Figure 2. Flowchart of SNP-based simultaneous mapping and mutant identification using deep sequencing. This strategy is similar to traditional SNP mapping techniques performed before whole genome sequencing was feasible. However, instead of analyzing the linkage of SNPs to a causal mutation one at a time through laborious identification procedures, deep sequencing is used to interrogate most of them simultaneously (see ref. 21). Twenty to 50 F₂ progeny displaying the mutant phenotype are picked from a cross between the mutant (usually in a Bristol N2 background) and a polymorphic strain such as CB4856. They are then singled onto fresh plates, grown and pooled before DNA is extracted and sequenced. From the deep sequencing data and with the use of available software, a genomic region linked to the causal mutation will be identified and nucleotide mutations within this region will also be revealed. A list of candidate causal mutations that affect genes within this region will also be assembled. The original mutant is then subjected to multiple rounds of backcrossing or outcrossing (≥ six simple backcrosses or equivalent recommended) to remove all other EMS-induced mutations from its background and then tested via several methods (e.g., complementation analysis and transgenic rescue) to determine which candidate mutation is causing the phenotype.

Figure 3. Flowchart of EMS-based simultaneous mapping and mutant identification using deep sequencing. This strategy for identifying a causal mutation traces the distinctive changes in nucleotides caused by EMS itself to map the location of the mutation. Several rounds of backcrossing remove EMS-induced nucleotide changes that are un-linked to the causal mutation, while leaving a “hot spot” of EMS damage surrounding the causal mutation (see ref. 12). Only a single recombinant is needed at the end of backcrossing to grow and extract DNA for deep sequencing. This is also advantageous when working with a mutant with a low penetrance or subtle phenotype. Deep sequencing data and analysis with available software will reveal a genomic region linked to the causal mutation. Nucleotide mutations within this region will also be revealed and a list of candidate causal mutations that affect genes within this region will be assembled. The mutant can then be analyzed directly (since it has already been backcrossed) via several methods (e.g., complementation analysis and transgenic rescue) to determine which candidate mutation is causing the phenotype.

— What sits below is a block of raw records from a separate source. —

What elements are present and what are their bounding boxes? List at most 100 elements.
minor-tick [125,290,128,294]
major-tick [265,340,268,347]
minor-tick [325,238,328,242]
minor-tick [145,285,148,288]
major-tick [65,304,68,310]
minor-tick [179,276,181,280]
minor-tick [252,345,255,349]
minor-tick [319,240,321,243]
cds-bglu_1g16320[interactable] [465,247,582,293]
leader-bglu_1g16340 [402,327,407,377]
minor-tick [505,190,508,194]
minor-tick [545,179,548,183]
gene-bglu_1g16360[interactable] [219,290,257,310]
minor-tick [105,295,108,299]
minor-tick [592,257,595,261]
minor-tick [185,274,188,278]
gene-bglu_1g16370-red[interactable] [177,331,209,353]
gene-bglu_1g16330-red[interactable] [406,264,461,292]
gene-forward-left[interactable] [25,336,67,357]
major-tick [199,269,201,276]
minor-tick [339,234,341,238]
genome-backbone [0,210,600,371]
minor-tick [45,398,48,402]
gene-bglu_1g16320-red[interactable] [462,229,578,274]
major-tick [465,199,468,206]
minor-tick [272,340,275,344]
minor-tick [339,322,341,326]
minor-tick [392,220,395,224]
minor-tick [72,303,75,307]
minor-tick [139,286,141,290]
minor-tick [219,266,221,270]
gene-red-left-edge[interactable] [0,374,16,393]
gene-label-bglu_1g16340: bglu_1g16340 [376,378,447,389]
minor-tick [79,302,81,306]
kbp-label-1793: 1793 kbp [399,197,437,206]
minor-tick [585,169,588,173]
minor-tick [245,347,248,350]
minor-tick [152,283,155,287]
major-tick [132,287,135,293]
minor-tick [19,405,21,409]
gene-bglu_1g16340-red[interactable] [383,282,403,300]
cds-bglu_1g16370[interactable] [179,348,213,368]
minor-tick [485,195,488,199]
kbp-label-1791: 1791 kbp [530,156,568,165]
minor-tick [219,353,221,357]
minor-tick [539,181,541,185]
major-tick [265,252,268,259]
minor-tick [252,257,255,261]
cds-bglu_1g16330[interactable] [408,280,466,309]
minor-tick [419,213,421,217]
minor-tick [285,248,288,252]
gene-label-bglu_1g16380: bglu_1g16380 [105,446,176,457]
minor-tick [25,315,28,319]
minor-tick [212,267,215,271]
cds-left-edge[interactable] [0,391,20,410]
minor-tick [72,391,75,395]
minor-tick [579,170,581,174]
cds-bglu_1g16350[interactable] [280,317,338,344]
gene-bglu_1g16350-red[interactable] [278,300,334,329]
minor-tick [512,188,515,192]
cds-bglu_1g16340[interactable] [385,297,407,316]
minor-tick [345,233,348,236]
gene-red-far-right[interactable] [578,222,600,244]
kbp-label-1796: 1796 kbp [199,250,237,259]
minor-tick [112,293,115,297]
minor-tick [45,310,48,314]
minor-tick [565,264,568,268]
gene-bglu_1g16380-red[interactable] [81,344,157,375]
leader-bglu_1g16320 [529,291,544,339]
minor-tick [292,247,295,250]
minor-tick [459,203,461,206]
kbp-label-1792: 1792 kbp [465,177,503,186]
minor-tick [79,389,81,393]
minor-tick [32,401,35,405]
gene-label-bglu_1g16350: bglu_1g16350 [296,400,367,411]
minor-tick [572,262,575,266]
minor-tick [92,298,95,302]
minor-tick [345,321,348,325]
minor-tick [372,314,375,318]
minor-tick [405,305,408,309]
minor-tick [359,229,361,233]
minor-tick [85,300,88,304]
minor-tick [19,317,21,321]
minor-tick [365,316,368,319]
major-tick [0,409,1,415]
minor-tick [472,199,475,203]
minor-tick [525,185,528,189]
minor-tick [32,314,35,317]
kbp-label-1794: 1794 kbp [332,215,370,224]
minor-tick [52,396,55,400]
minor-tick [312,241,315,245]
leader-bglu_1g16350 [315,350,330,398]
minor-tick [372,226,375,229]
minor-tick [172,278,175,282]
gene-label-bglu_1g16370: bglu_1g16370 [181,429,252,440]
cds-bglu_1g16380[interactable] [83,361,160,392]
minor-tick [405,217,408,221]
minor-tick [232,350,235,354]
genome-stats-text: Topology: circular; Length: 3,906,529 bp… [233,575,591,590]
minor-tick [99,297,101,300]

Figure 4. Flowchart of a bulk segregation approach to EMS-based mapping using deep sequencing. Only a single backcross would be necessary to perform EMS-based mapping if multiple recombinant F₂ mutant progeny were singled, grown and pooled for deep sequencing. This approach has the added advantage of saving time later by reducing the number of backcrosses needed before mutant analysis as well as avoiding a CB4856 cross, which may preclude some mutant phenotypes. More than one backcross can be performed prior to selection of 20–50 recombinants, which would further increase mapping accuracy. Again, deep sequencing data and analysis with available software will reveal a genomic region linked to the causal mutation. Nucleotide mutations within this region will also be revealed and a list of candidate causal mutations that affect genes within this region will be assembled. The mutant is then be backcrossed, although a less number of times since it has already undergone a round of backcrossing, and then tested via several methods (e.g., complementation analysis and transgenic rescue) to determine which candidate mutation is causing the phenotype.